Afghani Women – Victims of the Taliban Takeover

by mcardinal

Karley Cicale, FISM News


As the Taliban reasserts its rule over Afghanistan following the withdrawal of US troops, the citizens of the country are bracing themselves for vast changes to their daily lives and routines. No one expected to see the capital of Kabul fall within a month, much less a week, but as the extremist fighters surrounded the city on Sunday, reality began to set in. While civilians jumped over fences in a desperate attempt to board planes and escape, the nearly 15 million women of Afghanistan who are left behind have nowhere to escape. 

Under Taliban law, women are viewed as commodities and possessions, not intelligent individuals, and certainly not as equals to men. Due to the group’s strict interpretation of Islamic law, women are not even allowed to leave their homes without a male escort. Female doctors, shop owners, and financial workers who days ago lived a life of relative freedom, are now sentenced to virtual house arrest. 

According to a US Department of State archive on the Taliban takeover in 1996, “The assault on the status of women began immediately after the Taliban took power in Kabul. The Taliban closed the women’s university and forced nearly all women to quit their jobs, closing down an important source of talent and expertise for the country. It restricted access to medical care for women, brutally enforced a restrictive dress code, and limited the ability of women to move about the city.”

Forced marriage, rape, and abduction are also condoned practices of the Taliban.  Just last month, Taliban officials asked local religious leaders to compile a list of girls over 15 years old and widows under 45 for marrying Taliban fighters.

The Taliban is quickly moving to revert 20 years of progress in extending freedoms and opportunities to women.
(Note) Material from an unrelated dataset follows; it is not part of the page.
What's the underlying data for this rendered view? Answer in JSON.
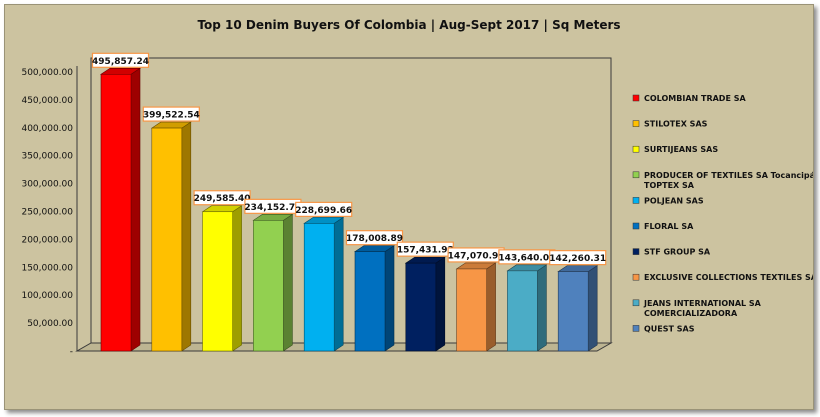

Since 2002, in cities under Afghan government control, millions of Afghan girls have gone to school and Afghan women have participated in public life, including holding political office, more than ever before in Afghanistan’s history. Yet even in these areas, the freedoms were fragile and insecurity, discrimination, corruption, and diminished funding threatened their sustainability. While the Taliban does not officially oppose educating women, in practice, most factions don’t allow it. Some factions don’t allow for the education of girls after puberty, while others oppose it completely. 

Amid the recent charge of the Taliban, an Afghan woman who was a student in Kabul told how police were evacuating women from dormitories because the Taliban would beat women who do not wear burqas. She and her sisters had to hide their IDs, diplomas, and certificates, as these would be obvious indicators that they were educated women. Another woman shared that fear was running so high as rumors of the Taliban takeover circulated, that the price of burqas had risen tenfold as women rushed to buy them. 

The extreme exclusion of women from either receiving or giving health care services, is a worry as well. Under the previous rule of the Taliban, women were removed from the workplace, including from acting as nurses and doctors. Hospitals were segregated by gender, and women were punished for leaving their houses alone without a male companion in attempts to take themselves or their children to the hospital.

The Department of State Archive even recorded an event of a husband being attacked in response to his attempt to take his wife to a hospital to give birth. She ended up delivering their child in the street. The one medical center for women in Kabul in 1997 had only 35 beds, no clean water, electricity, oxygen, or surgical and diagnostic equipment. It was only under furious international pressure that the Taliban relented and worked with the Red Cross to allow some supplies and female workers to attend to female patients, as male doctors are extremely limited in their permissions to treat women and can be punished for going beyond these bounds. 

The Taliban has attempted to project an image that they are not as extreme as they were 20 years ago, but this is believed to simply be a façade as they seek to take over the country without interference. It also appears that the Biden administration has no intentions of changing their policy of full withdrawal, and there is little hope for foreign intervention to stop the radical Islamic group’s oppression of women.

It is impossible to truly empathize with the lives of the women who are once again trapped as prisoners under the rule of the Taliban. While there is little that individuals can do to help these women, for believers, let us commit to praying for the them as they now face unspeakable atrocities.